I’m generally not very good with lists, namely because I typically make them either (a) on a scrap of paper with is swiftly lost or (b) in a notebook which is never subsequently opened for list perusal. But really—what is more satisfying than crossing everything off of your list and then throwing it away?
1. Make copious, short lists filled with easy tasks. Obvious examples: wake up, get dressed, eat breakfast. Check, check, check! Feeling of satisfaction. Less obvious ideas: drive to work without getting in accident; find person picking nose in public during commute; drink 2 cups of coffee before 10 am. Really, the possibilities are endless!
|Pretty colors, and bite-sized chunks of samples, make science fun.|
2. If you must make a list filled with actual work-related tasks, be sure to include abundant sub-tasks, so that you can check them off frequently and not feel like things are dragging on forever. For example:
- Finish Spanish mackerel project
- Finish beluga whale project
- Plan fieldwork:
- Book flights
- Book accommodation
- Buy WD40 and duct tape
- Do fieldwork
- Return to lab
- Put samples in freezer
- Spend several days catching up on sleep and recovering from bug bites
- etc…you get the point.
3. Catch the fat rabbits first. I can’t take credit for this phrase, which I learned at a workshop, but it’s a useful visual to remember, and attempt to actually do.

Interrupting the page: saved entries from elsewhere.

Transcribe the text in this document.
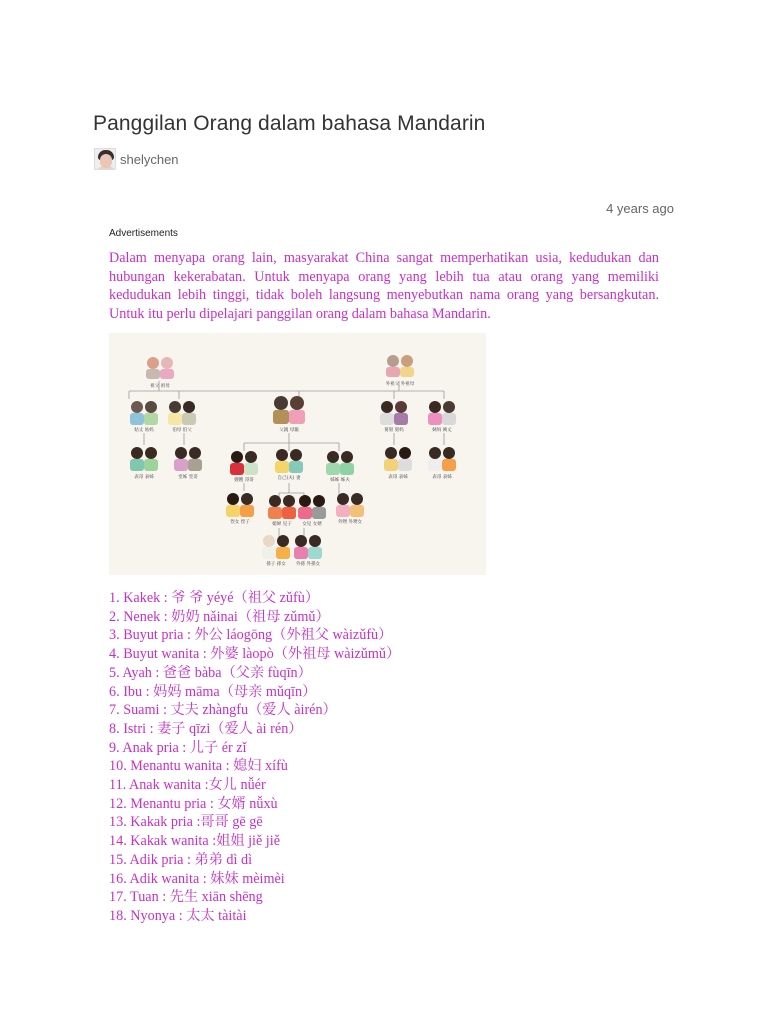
Panggilan Orang dalam bahasa Mandarin
shelychen
4 years ago
Advertisements

Dalam menyapa orang lain, masyarakat China sangat memperhatikan usia, kedudukan dan hubungan kekerabatan. Untuk menyapa orang yang lebih tua atau orang yang memiliki kedudukan lebih tinggi, tidak boleh langsung menyebutkan nama orang yang bersangkutan. Untuk itu perlu dipelajari panggilan orang dalam bahasa Mandarin.

祖父 祖母	外祖父 外祖母
姑丈 姑妈	伯母 伯父	父親 母親	舅舅 舅妈	姨妈 姨丈
表哥 表姊	堂姊 堂哥
嫂嫂 哥哥	自己(夫) 妻	姊姊 姊夫
表哥 表姊	表哥 表姊
侄女 侄子	媳婦 兒子 女兒 女婿	外甥 外甥女
孫子 孫女 外孫 外孫女
1. Kakek : 爷 爷 yéyé（祖父 zǔfù）
2. Nenek : 奶奶 nǎinai（祖母 zǔmǔ）
3. Buyut pria : 外公 láogōng（外祖父 wàizǔfù）
4. Buyut wanita : 外婆 làopò（外祖母 wàizǔmǔ）
5. Ayah : 爸爸 bàba（父亲 fùqīn）
6. Ibu : 妈妈 māma（母亲 mǔqīn）
7. Suami : 丈夫 zhàngfu（爱人 àirén）
8. Istri : 妻子 qīzi（爱人 ài rén）
9. Anak pria : 儿子 ér zǐ
10. Menantu wanita : 媳妇 xífù
11. Anak wanita :女儿 nǚér
12. Menantu pria : 女婿 nǚxù
13. Kakak pria :哥哥 gē gē
14. Kakak wanita :姐姐 jiě jiě
15. Adik pria : 弟弟 dì dì
16. Adik wanita : 妹妹 mèimèi
17. Tuan : 先生 xiān shēng
18. Nyonya : 太太 tàitài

First, identify what your fat rabbit is: this is the main project on your list, which stresses you out every time you think about how you’ve been avoiding it. Next, start each day by chipping away at that project.

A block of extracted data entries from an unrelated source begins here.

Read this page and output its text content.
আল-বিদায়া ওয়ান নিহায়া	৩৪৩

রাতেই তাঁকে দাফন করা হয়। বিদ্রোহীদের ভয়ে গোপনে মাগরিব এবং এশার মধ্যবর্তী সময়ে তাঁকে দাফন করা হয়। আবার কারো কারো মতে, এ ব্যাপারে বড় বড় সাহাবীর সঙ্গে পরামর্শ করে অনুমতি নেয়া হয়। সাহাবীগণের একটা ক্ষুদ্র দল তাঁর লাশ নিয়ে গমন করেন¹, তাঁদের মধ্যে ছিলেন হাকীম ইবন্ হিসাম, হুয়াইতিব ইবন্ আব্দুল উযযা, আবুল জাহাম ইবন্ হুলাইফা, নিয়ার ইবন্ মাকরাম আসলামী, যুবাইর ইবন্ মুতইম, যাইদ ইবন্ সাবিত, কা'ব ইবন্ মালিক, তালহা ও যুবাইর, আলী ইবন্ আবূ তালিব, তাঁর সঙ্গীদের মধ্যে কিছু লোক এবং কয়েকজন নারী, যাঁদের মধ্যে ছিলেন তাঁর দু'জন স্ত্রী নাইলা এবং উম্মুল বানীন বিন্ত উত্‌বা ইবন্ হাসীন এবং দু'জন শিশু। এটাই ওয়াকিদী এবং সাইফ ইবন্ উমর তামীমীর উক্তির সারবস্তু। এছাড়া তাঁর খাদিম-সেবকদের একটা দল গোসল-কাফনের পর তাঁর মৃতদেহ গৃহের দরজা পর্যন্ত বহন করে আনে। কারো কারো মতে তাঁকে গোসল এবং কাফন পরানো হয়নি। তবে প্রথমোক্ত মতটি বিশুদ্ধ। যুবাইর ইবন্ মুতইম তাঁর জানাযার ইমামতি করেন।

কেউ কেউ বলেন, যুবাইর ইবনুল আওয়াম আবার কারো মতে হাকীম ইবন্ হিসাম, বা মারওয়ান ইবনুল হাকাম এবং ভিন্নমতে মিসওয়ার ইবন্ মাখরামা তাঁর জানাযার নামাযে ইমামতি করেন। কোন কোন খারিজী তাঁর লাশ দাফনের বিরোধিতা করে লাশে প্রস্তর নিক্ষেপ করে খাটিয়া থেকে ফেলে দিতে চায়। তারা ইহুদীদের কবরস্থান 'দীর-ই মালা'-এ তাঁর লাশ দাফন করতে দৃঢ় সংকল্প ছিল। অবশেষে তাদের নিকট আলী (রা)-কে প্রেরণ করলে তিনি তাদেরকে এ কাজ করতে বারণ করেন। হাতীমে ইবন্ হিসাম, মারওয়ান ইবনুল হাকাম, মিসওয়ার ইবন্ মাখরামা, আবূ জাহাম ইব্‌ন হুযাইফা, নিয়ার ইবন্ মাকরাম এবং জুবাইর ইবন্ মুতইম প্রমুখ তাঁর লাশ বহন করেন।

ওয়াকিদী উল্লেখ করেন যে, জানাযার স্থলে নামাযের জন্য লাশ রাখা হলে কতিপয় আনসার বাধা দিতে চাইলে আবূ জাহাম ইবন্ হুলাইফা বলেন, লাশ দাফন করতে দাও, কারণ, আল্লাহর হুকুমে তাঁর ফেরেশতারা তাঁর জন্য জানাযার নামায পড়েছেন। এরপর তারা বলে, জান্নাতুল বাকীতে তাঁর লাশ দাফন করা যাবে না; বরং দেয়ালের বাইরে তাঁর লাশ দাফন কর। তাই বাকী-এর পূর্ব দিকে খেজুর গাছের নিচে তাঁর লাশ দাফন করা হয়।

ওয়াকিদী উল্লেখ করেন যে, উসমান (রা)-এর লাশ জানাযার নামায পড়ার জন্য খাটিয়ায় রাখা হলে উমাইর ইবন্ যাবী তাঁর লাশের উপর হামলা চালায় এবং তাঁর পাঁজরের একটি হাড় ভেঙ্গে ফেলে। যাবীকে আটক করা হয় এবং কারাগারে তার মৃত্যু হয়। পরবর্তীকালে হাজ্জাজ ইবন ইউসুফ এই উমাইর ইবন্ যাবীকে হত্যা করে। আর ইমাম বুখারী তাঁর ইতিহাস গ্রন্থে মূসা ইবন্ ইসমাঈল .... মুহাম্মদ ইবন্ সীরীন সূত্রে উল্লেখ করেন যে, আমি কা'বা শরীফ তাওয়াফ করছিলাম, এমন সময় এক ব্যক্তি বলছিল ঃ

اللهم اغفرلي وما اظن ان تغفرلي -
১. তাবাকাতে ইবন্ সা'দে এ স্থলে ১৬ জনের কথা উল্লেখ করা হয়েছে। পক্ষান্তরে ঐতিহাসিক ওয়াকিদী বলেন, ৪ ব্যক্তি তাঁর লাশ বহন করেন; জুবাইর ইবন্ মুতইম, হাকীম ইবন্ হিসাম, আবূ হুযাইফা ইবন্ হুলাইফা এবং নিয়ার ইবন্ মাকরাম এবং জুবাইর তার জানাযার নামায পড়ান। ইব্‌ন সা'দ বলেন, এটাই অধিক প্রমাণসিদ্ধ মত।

I know that (a) it’s way easier to start the day by checking and responding to emails, and (b) you are just waiting until you have a clear week to really dig into and nail that project.

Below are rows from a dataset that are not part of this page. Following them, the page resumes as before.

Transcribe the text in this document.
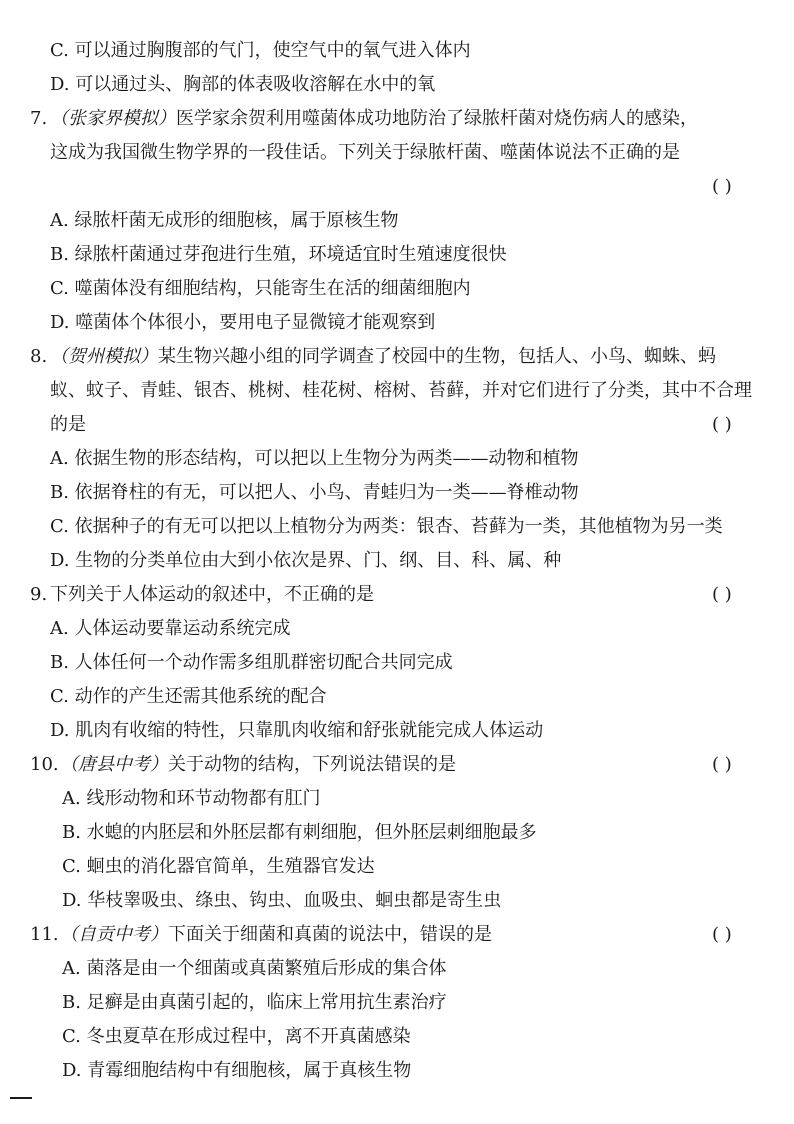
C. 可以通过胸腹部的气门，使空气中的氧气进入体内
D. 可以通过头、胸部的体表吸收溶解在水中的氧
7. （张家界模拟）医学家余贺利用噬菌体成功地防治了绿脓杆菌对烧伤病人的感染，
这成为我国微生物学界的一段佳话。下列关于绿脓杆菌、噬菌体说法不正确的是
( )
A. 绿脓杆菌无成形的细胞核，属于原核生物
B. 绿脓杆菌通过芽孢进行生殖，环境适宜时生殖速度很快
C. 噬菌体没有细胞结构，只能寄生在活的细菌细胞内
D. 噬菌体个体很小，要用电子显微镜才能观察到
8. （贺州模拟）某生物兴趣小组的同学调查了校园中的生物，包括人、小鸟、蜘蛛、蚂
蚁、蚊子、青蛙、银杏、桃树、桂花树、榕树、苔藓，并对它们进行了分类，其中不合理
的是	( )
A. 依据生物的形态结构，可以把以上生物分为两类——动物和植物
B. 依据脊柱的有无，可以把人、小鸟、青蛙归为一类——脊椎动物
C. 依据种子的有无可以把以上植物分为两类：银杏、苔藓为一类，其他植物为另一类
D. 生物的分类单位由大到小依次是界、门、纲、目、科、属、种
9. 下列关于人体运动的叙述中，不正确的是	( )
A. 人体运动要靠运动系统完成
B. 人体任何一个动作需多组肌群密切配合共同完成
C. 动作的产生还需其他系统的配合
D. 肌肉有收缩的特性，只靠肌肉收缩和舒张就能完成人体运动
10. （唐县中考）关于动物的结构，下列说法错误的是	( )
A. 线形动物和环节动物都有肛门
B. 水螅的内胚层和外胚层都有刺细胞，但外胚层刺细胞最多
C. 蛔虫的消化器官简单，生殖器官发达
D. 华枝睾吸虫、绦虫、钩虫、血吸虫、蛔虫都是寄生虫
11. （自贡中考）下面关于细菌和真菌的说法中，错误的是	( )
A. 菌落是由一个细菌或真菌繁殖后形成的集合体
B. 足癣是由真菌引起的，临床上常用抗生素治疗
C. 冬虫夏草在形成过程中，离不开真菌感染
D. 青霉细胞结构中有细胞核，属于真核生物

But: (a) checking emails leads to adding things to your list, pushing the fat rabbit farther away, (b) you are never ever going to have a clear week and (c) if you can possibly learn to switch on and off intense, actual work (quickly) you will be much more productive once you have children, or otherwise defined working hours.
|Increase your computer power, and you might work exponentially faster!|
4. Say no once in a while. I find this incredibly difficult; especially because I am lacking the ability to estimate the actual time it takes to do things. For example—and this has not been repeated—one Christmas day we had breakfast, lunch, and dinner with different sets of family members in different cities. This felt productive, but really it was just insane and rushed.
I’ve seen a lot of articles lately about how multitasking, though seemingly efficient, is actually bad for productivity because it decreases focus (for instance here and here). But of course, that's because other people are doing it wrong. To follow proper Jessica Multitasking Protocol, use time spent doing something repetitive or otherwise non-brain-intensive (formatting your journal article, let’s say) to simultaneously do something enjoyable like listening to a podcast. Or, go for a walk while reading articles. Because you'll be doing something enjoyable while doing something perhaps a bit on the dull side (sorry, science, but you are often rather dry), you may find your attention lasts longer and you feel like you haven’t wasted your day sitting on my ass/wearing down your pointer finger on the computer trackpad.
|How's that for effective multitasking?|
This is something I’m currently struggling with: setting goals that are feasible so I don’t just collapse in a heap of stress, unable to accomplish anything. I’m slowly coming to grips with the surprising fact that I can’t work 10 hours a day, spend time with my son, keep up some resemblance of a social life, and also sleep—and therefore I won’t be able to produce quite the same amount of science that once came from long days and often nights and weekends spent working. And really, that’s (eventually going to be) Ok with me.